San José (elpais.cr) - El presidente del Tribunal Ambiental Administrativo (TAA), José Lino Cháves, aseguró que de seguir la destrucción del bosque, la península de Osa y la Fila Brunqueña, en el sur de Costa Rica, se reducirán a potrero en dos años.
Cháves, en entrevista exclusiva con Nuestro País, lamentó que la Contraloría General de la República (CGR), le haya quitado un pequeño presupuesto de 24 mil dólares para atender inspecciones por daños ambientales a esta entidad adscrita al Ministerio del Ambiente, Energía y Telecomunicaciones (Minaet).
Dijo que una denuncia por delitos ambientales debe ser atendida en poco tiempo, “porque si llegamos meses después no encontramos evidencias”.
Además, aseveró que Costa Rica ha logrado mucha inversión por la venta del sello verde, de la naturaleza, pero con el ritmo de destrucción “pronto los turistas no vendrán. Ellos vienen por el bosque, por la naturaleza, pero los desarrolladores están destruyendo el negocio”.

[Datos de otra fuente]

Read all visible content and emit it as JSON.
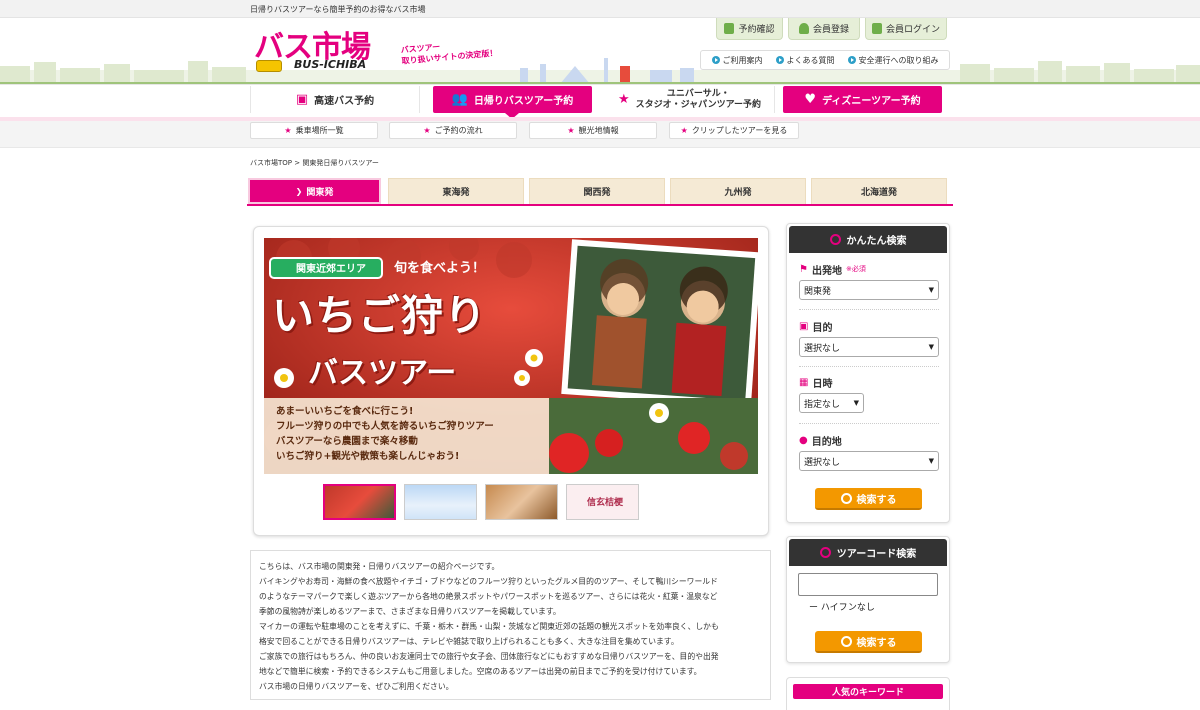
{
  "topbar": {
    "tagline": "日帰りバスツアーなら簡単予約のお得なバス市場"
  },
  "header": {
    "logo_main": "バス市場",
    "logo_sub": "BUS-ICHIBA",
    "catch_line1": "バスツアー",
    "catch_line2": "取り扱いサイトの決定版！",
    "buttons": {
      "reservation_check": "予約確認",
      "register": "会員登録",
      "login": "会員ログイン"
    },
    "subnav": {
      "guide": "ご利用案内",
      "faq": "よくある質問",
      "safety": "安全運行への取り組み"
    }
  },
  "mainnav": {
    "highway": "高速バス予約",
    "daytrip": "日帰りバスツアー予約",
    "usj_line1": "ユニバーサル・",
    "usj_line2": "スタジオ・ジャパンツアー予約",
    "disney": "ディズニーツアー予約"
  },
  "subnav2": {
    "stops": "乗車場所一覧",
    "flow": "ご予約の流れ",
    "sightseeing": "観光地情報",
    "clipped": "クリップしたツアーを見る"
  },
  "breadcrumb": "バス市場TOP > 関東発日帰りバスツアー",
  "regions": [
    "関東発",
    "東海発",
    "関西発",
    "九州発",
    "北海道発"
  ],
  "banner": {
    "area_tag": "関東近郊エリア",
    "seasonal": "旬を食べよう！",
    "title1": "いちご狩り",
    "title2": "バスツアー",
    "copy": [
      "あまーいいちごを食べに行こう!",
      "フルーツ狩りの中でも人気を誇るいちご狩りツアー",
      "バスツアーなら農園まで楽々移動",
      "いちご狩り+観光や散策も楽しんじゃおう!"
    ],
    "thumb4_text": "信玄桔梗"
  },
  "description": [
    "こちらは、バス市場の関東発・日帰りバスツアーの紹介ページです。",
    "バイキングやお寿司・海鮮の食べ放題やイチゴ・ブドウなどのフルーツ狩りといったグルメ目的のツアー、そして鴨川シーワールド",
    "のようなテーマパークで楽しく遊ぶツアーから各地の絶景スポットやパワースポットを巡るツアー、さらには花火・紅葉・温泉など",
    "季節の風物詩が楽しめるツアーまで、さまざまな日帰りバスツアーを掲載しています。",
    "マイカーの運転や駐車場のことを考えずに、千葉・栃木・群馬・山梨・茨城など関東近郊の話題の観光スポットを効率良く、しかも",
    "格安で回ることができる日帰りバスツアーは、テレビや雑誌で取り上げられることも多く、大きな注目を集めています。",
    "ご家族での旅行はもちろん、仲の良いお友達同士での旅行や女子会、団体旅行などにもおすすめな日帰りバスツアーを、目的や出発",
    "地などで簡単に検索・予約できるシステムもご用意しました。空席のあるツアーは出発の前日までご予約を受け付けています。",
    "バス市場の日帰りバスツアーを、ぜひご利用ください。"
  ],
  "search": {
    "title": "かんたん検索",
    "departure_label": "出発地",
    "required": "※必須",
    "departure_value": "関東発",
    "purpose_label": "目的",
    "purpose_value": "選択なし",
    "date_label": "日時",
    "date_value": "指定なし",
    "destination_label": "目的地",
    "destination_value": "選択なし",
    "button": "検索する"
  },
  "tourcode": {
    "title": "ツアーコード検索",
    "note": "ー ハイフンなし",
    "button": "検索する"
  },
  "keywords": {
    "title": "人気のキーワード"
  },
  "colors": {
    "brand_pink": "#e4007f",
    "search_orange": "#f39800",
    "region_tab": "#f5ead5"
  }
}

El siguiente es el diálogo con el presidente del TAA, José Lino Chávez:
NP.- ¿De las multas que se imponen a quienes dañan el ambiente, cuánto se invierte en el TAA? ¿Tiene la institución suficiente dinero para cumplir su labor?
JLC.- Cuando hay una indemnización por daño ambiental, en caso de condena o de conciliación, lo primero que hacemos es proteger el ambiente, luego tres rubros: el primero es la mitigación del daño ambiental; segundo, la reparación del daño ambiental cuando se puede, porque lamentablemente a veces el daño es tal que no se puede reparar nada y hay que dejar que la naturaleza haga el trabajo; tercero, es la indemnización por el daño y ese dinero debe devolverse a la sociedad costarricenses; esos dineros se enviaban o utilizaban, por ejemplo, si era una Área de Conservación la que presentaba la denuncia se le giraba un tanto o la totalidad para labores de vigilancia, operativos, así como para labores de capacitación. De esos fondos el TAA se destinaba un porcentaje pequeño para gastos operativos. Esto significó un monto bajo y que el año anterior nos permitió utilizar 24 mil dólares, precisamente para el trabajo, como compra de equipo, gasolina y viáticos, pero a partir de octubre del 2008 el Tribunal recibió una nota de la CGR que nos indicaba que todos los fondos que llegaban acá debían destinarse a la Caja Única del Estado, independientemente de la legalidad o no el TAA debe cumplir con la disposición; entonces esos fondos se giran a la Caja Única; entonces, eso limita mucho al Tribunal, es una realidad que se debe compartir.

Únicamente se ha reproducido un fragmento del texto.